Comme il faut bien commencer quelque part, je jette quelques idées à explorer:
- Pourrait-on imaginer une préparation prénatal pour les pères ?
- comment s’occuper d’un bébé qui vient de naître (biberon, couche, l’habiller, le bercer… des choses simples que beaucoup n’ont jamais pratiqué sur des poupons, ce qui en fait des gestes non naturels), comprendre sa physiologie et ses besoins (pourquoi un bébé pleure, comment savoir si c ‘est de la faim…) Tout cela est aperçu « rapido presto » à la maternité alors que les émotions et la fatigue emportent déjà tout sur leurs passages…
- comment s’occuper d’une maman qui vient d’accoucher (pourquoi elle doit être alitée au moins la 1ere semaine, que lui proposer à manger, comprendre ses pleurs et le baby blues, détecter la dépression post partum…), gérer ses propres émotions de papa…
- Pourrait-on imaginer un suivi en post partum: c’est après avoir écouter le podcast du 2 avril 2021 de la Matrescence sur le burn out parental qu’il m’est apparu nécessaire d’en parler. Statistiquement, moins de pères font l’objet de burn out car ils sont soumis à moins de facteurs de stress relatifs à la prise en charge de leur bébé voir l’éducation de leur enfant dans sa globalité. Pourtant, Isabelle Roskam, professeur de psychologie et chercheuse souligne bien que les papas sont plus sujets que les mamans au burn out dans le sens où ils supportent moins de facteurs stressants que la maman si on observe leur balance « facteurs de stress et facteurs apaisants ». Ainsi, un soutien du père, à la fois en tant que père et en tant qu’homme (impact sur le couple, au travail, exploration de la relation avec son enfant..), au même titre que le suivi de la mère en tant que maman et femme ( soin de suites de couches, suivi psychologique, rééducation périnéale…) permettrait de mettre à égalité le père et la mère dans leur implication et dans le soutien qu’ils reçoivent pour y répondre.

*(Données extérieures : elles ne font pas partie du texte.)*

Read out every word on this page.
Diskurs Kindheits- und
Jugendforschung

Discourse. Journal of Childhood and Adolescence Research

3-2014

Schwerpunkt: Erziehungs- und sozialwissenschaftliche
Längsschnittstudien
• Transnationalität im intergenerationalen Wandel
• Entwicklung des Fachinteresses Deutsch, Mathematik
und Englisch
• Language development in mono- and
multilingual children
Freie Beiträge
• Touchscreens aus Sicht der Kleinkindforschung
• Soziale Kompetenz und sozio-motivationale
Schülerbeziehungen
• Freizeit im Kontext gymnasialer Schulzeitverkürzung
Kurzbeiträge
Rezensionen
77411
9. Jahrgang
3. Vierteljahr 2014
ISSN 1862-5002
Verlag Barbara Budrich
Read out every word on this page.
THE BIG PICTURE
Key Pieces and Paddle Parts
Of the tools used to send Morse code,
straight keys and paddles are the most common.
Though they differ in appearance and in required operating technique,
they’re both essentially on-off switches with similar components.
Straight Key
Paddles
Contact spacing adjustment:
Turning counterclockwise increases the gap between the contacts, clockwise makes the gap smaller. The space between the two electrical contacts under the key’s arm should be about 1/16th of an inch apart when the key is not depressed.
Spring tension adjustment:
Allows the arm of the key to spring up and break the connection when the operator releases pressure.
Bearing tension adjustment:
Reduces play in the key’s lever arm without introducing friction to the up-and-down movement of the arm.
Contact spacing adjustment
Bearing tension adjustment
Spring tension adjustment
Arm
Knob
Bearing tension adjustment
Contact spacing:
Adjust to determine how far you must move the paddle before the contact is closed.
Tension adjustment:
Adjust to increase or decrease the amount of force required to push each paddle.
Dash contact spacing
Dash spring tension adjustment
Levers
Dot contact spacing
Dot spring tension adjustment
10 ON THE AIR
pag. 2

- Dans une perspective moins légale mais plus pratique, devrions-nous, futures/jeunes mamans, apprendre à laisser plus de place au papa? Parfois les papas montrent du désintérêt, souvent la situation liée au congé maternité/à la gestation/aux modèles sociaux invite la maman à prendre la situation en main. Mais de plus en plus, on peut aussi entendre le témoignages de papas qui aimeraient en savoir plus, en faire plus. Des papas concernés par toute la charge mentale impliquée par l’arrivée d’un bébé décontenancent parfois plus la mère qu’autre chose. Déstabilisée par le désir d’implication du papa, il peut être difficile de faire une place au co-parent et c’est pourtant la 1ere clef afin de changer les modèles et les encourager à continuer. Au quotidien, accepter que l’autre face à sa manière est un challenge pour la jeune mère mais c’est apporter un équilibre au foyer dans la durée. Il faut que nous leur donnions notre confiance, que nous partagions nos savoirs et connaissances pour faire de ces Papas des exemples de ce que peut être une paternité active et épanouie. Confions leur le bébé dès le début, laissons les décider du repas, les habiller, les bercer, les réconforter… offrons nous l’espace de répits dont nous avons besoin pour que dès le début!
Ô toi jeune papa je te salue et te félicite car quoi que tu penses de ce contenu, tu es bien en avance sur ton temps si tu as pris le temps de lire ces quelques lignes ! Bravo pour tout ce que tu fais et que nos anciens ne faisaient pas! Penses maintenant à tout ce que les prochains feront: on peut encore améliorer cette formidable aventure de la parentalité !
*Ce texte a été écrit dans un contexte français, en généralisant des faits pour rester significatif à la majorité.